A data frame is a collection of columns, not unlike a spreadsheet or a table in a relational database. It is structured data. Each of the column names are named based on the variables they represent. The stored data can be of different types, such as numeric, character or factor. Data frames are fundamental to data analysis. They are your ‘go-to”, default building blocks.
In the tidyverse, tibbles are like streamlined data frames. They are similar to data frames but they never change the data types of the columns. Why use tibbles? They are a bit easier to use. Tibbles never change the names of the variables (columns). Tibbles never create row names.
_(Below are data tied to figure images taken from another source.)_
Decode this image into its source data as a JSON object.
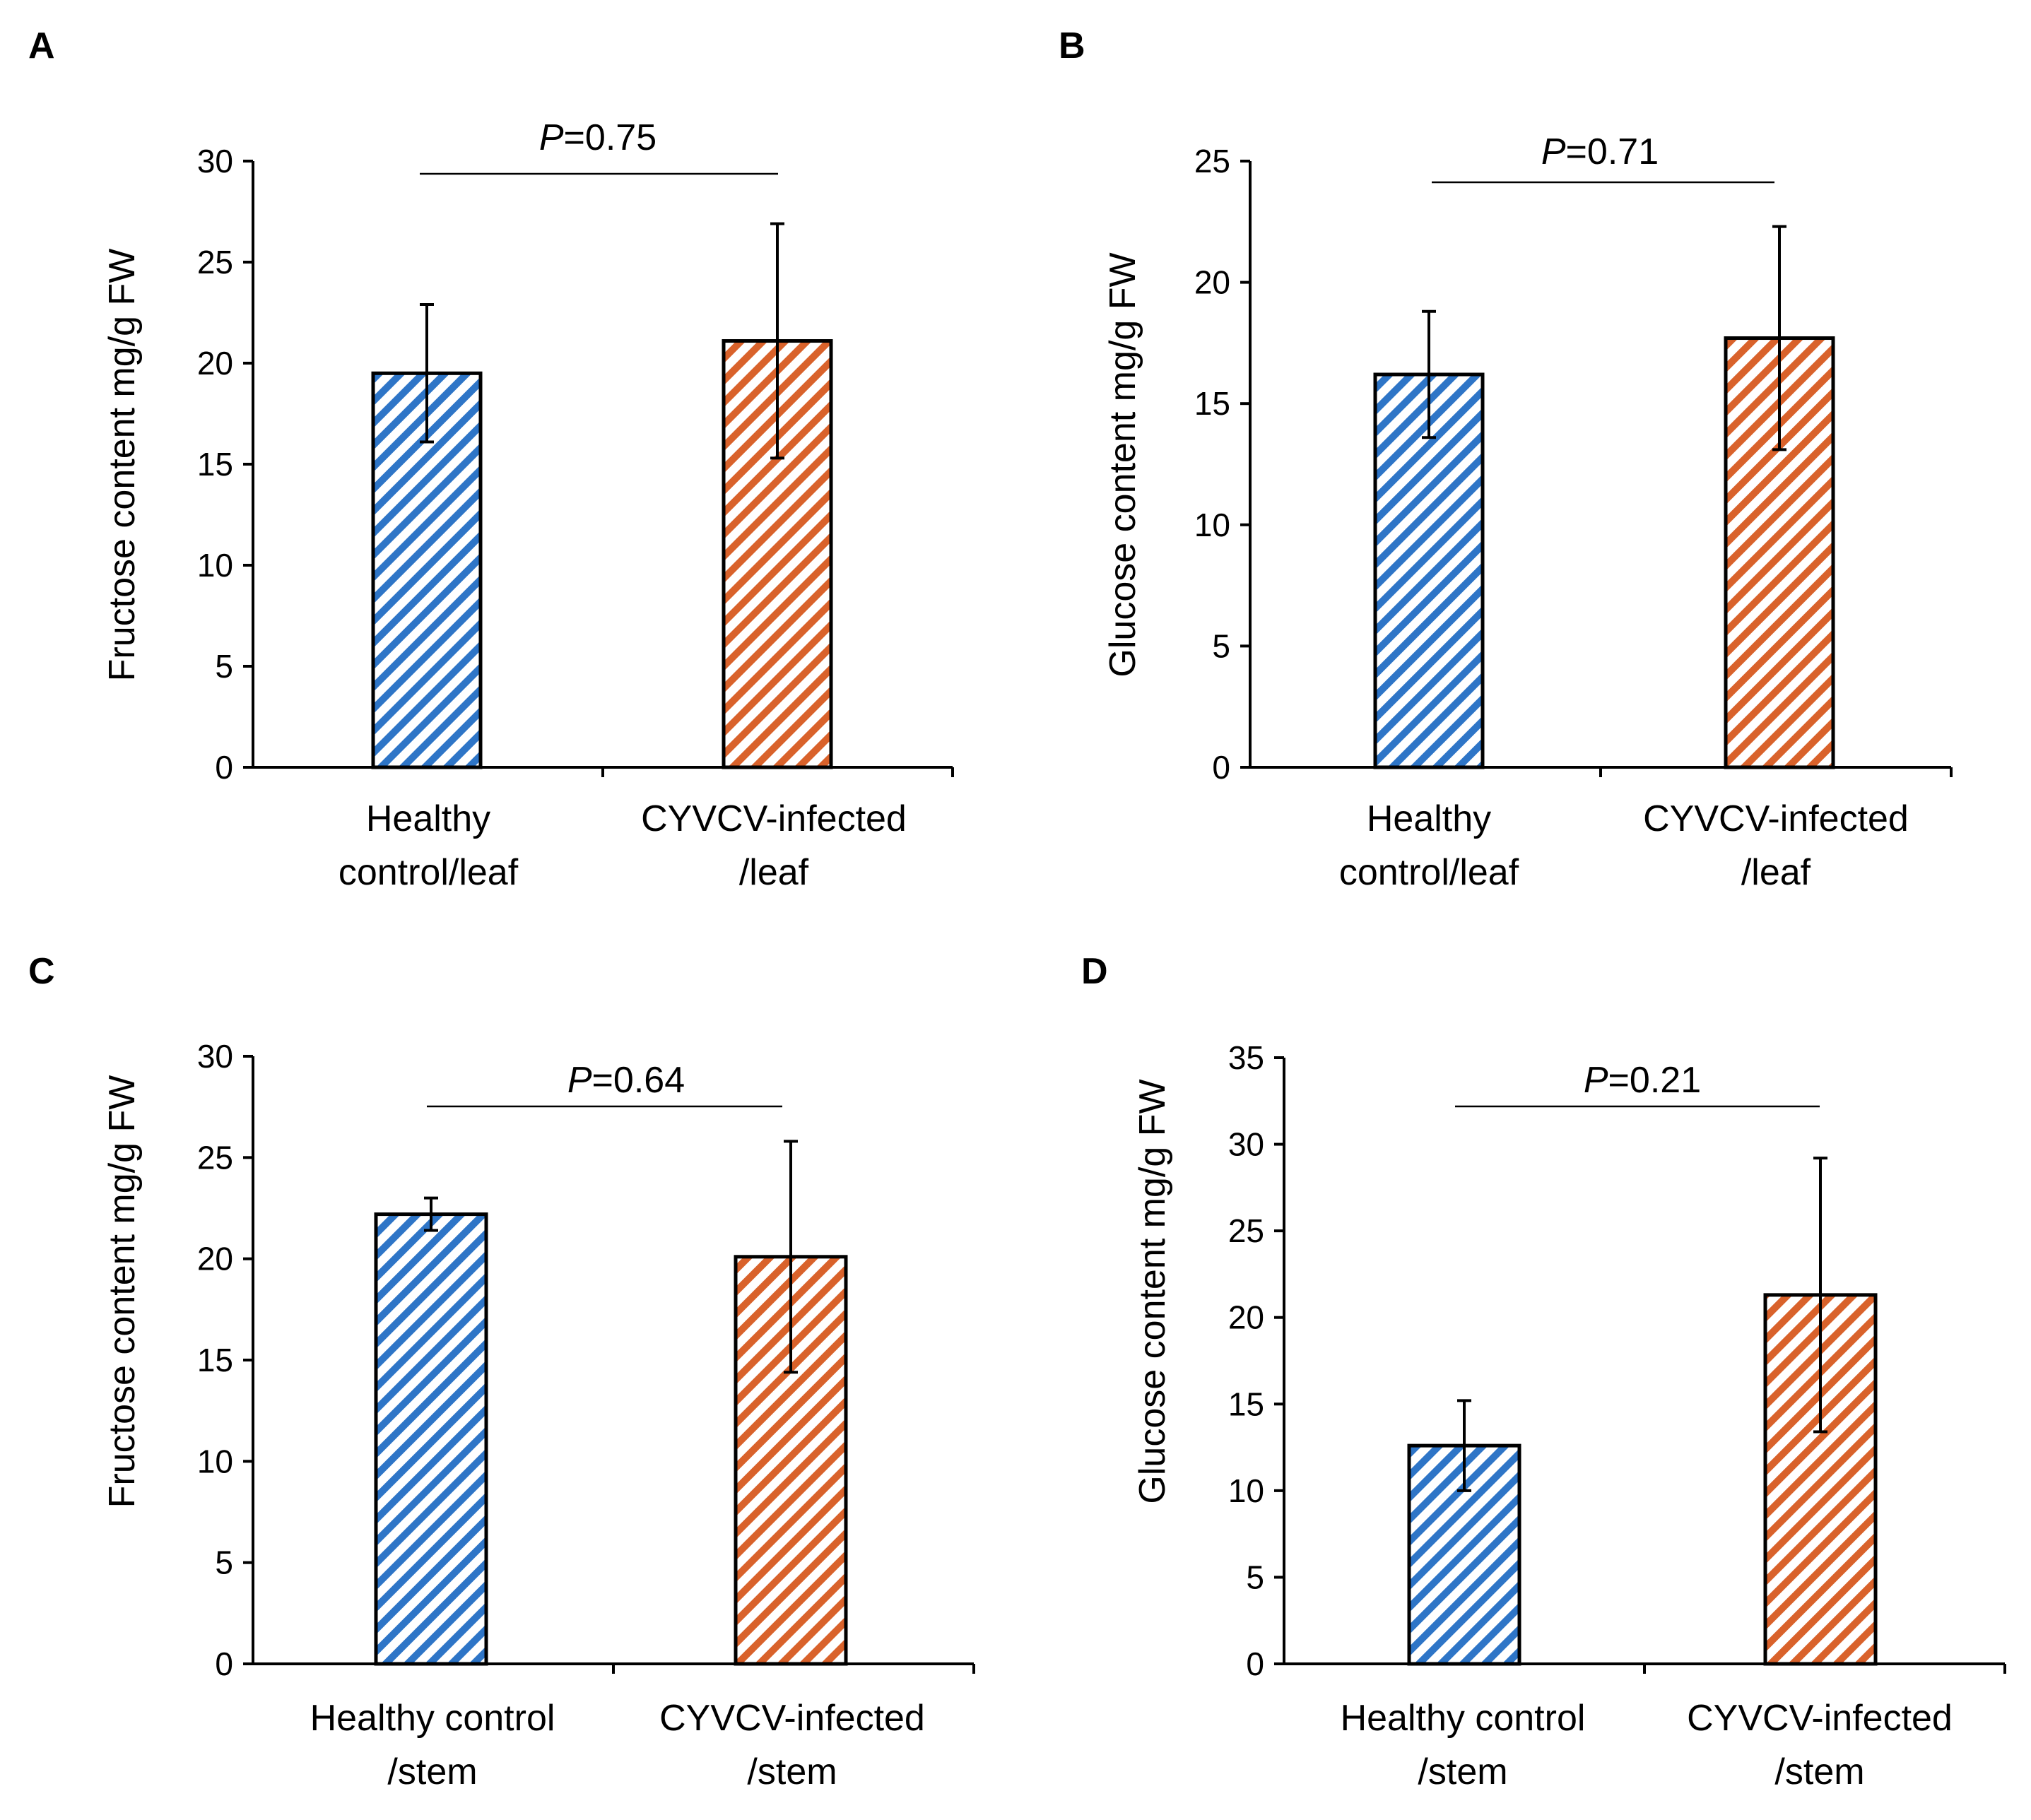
{
  "figure": {
    "colors": {
      "healthy": "#2e75c7",
      "infected": "#d9622b",
      "axis": "#000000"
    }
  },
  "chart_data": [
    {
      "panel": "A",
      "type": "bar",
      "title": "",
      "ylabel": "Fructose content  mg/g FW",
      "xlabel": "",
      "ylim": [
        0,
        30
      ],
      "yticks": [
        0,
        5,
        10,
        15,
        20,
        25,
        30
      ],
      "grid": false,
      "categories": [
        [
          "Healthy",
          "control/leaf"
        ],
        [
          "CYVCV-infected",
          "/leaf"
        ]
      ],
      "values": [
        19.5,
        21.1
      ],
      "errors": [
        3.4,
        5.8
      ],
      "series_colors": [
        "#2e75c7",
        "#d9622b"
      ],
      "pattern": "diagonal-stripes",
      "p_label": "P",
      "p_value": "=0.75"
    },
    {
      "panel": "B",
      "type": "bar",
      "title": "",
      "ylabel": "Glucose content  mg/g FW",
      "xlabel": "",
      "ylim": [
        0,
        25
      ],
      "yticks": [
        0,
        5,
        10,
        15,
        20,
        25
      ],
      "grid": false,
      "categories": [
        [
          "Healthy",
          "control/leaf"
        ],
        [
          "CYVCV-infected",
          "/leaf"
        ]
      ],
      "values": [
        16.2,
        17.7
      ],
      "errors": [
        2.6,
        4.6
      ],
      "series_colors": [
        "#2e75c7",
        "#d9622b"
      ],
      "pattern": "diagonal-stripes",
      "p_label": "P",
      "p_value": "=0.71"
    },
    {
      "panel": "C",
      "type": "bar",
      "title": "",
      "ylabel": "Fructose content       mg/g FW",
      "xlabel": "",
      "ylim": [
        0,
        30
      ],
      "yticks": [
        0,
        5,
        10,
        15,
        20,
        25,
        30
      ],
      "grid": false,
      "categories": [
        [
          "Healthy control",
          "/stem"
        ],
        [
          "CYVCV-infected",
          "/stem"
        ]
      ],
      "values": [
        22.2,
        20.1
      ],
      "errors": [
        0.8,
        5.7
      ],
      "series_colors": [
        "#2e75c7",
        "#d9622b"
      ],
      "pattern": "diagonal-stripes",
      "p_label": "P",
      "p_value": "=0.64"
    },
    {
      "panel": "D",
      "type": "bar",
      "title": "",
      "ylabel": "Glucose content      mg/g FW",
      "xlabel": "",
      "ylim": [
        0,
        35
      ],
      "yticks": [
        0,
        5,
        10,
        15,
        20,
        25,
        30,
        35
      ],
      "grid": false,
      "categories": [
        [
          "Healthy control",
          "/stem"
        ],
        [
          "CYVCV-infected",
          "/stem"
        ]
      ],
      "values": [
        12.6,
        21.3
      ],
      "errors": [
        2.6,
        7.9
      ],
      "series_colors": [
        "#2e75c7",
        "#d9622b"
      ],
      "pattern": "diagonal-stripes",
      "p_label": "P",
      "p_value": "=0.21"
    }
  ]
}
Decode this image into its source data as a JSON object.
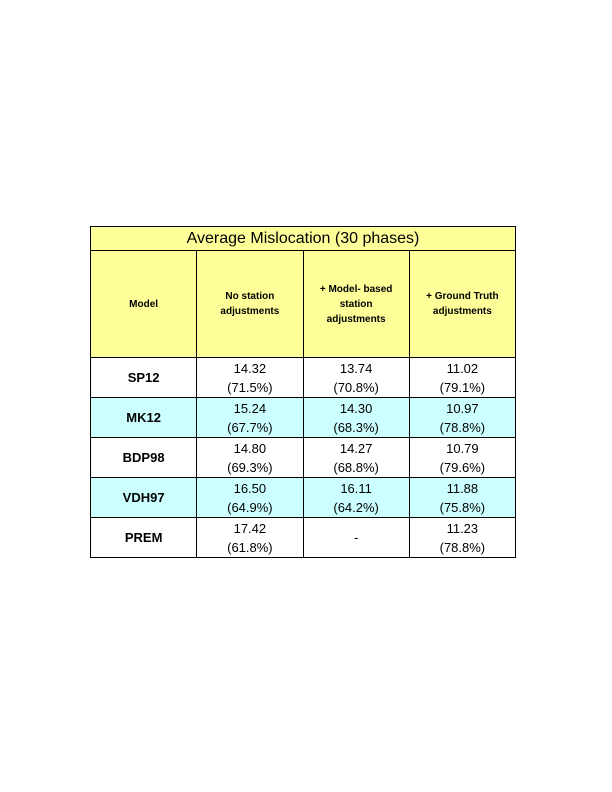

Tibbles make printing easier. They won’t overload your console with huge amounts of data, thereby slowing you down. They are automatically set to only display the first ten rows, and only as many columns as fit on your screen.
When working with data, we want it to be tidy. What does that mean? Variables are organized into columns, observations are organized into rows and each value must have its own cell. Do not have two or more values in a single cell. We can use the separate function in R to split a cell. For example, we could split full name into first name and last name.
Let’s manually create a data frame in RStudio.
id <- c(1:3) name <- c("Susan Smith", "Rachel Hickman", "Bob Johnson") job_title <- c("Clerical", "President", "Management") employee <- data.frame(id, name, job_title) print(employee)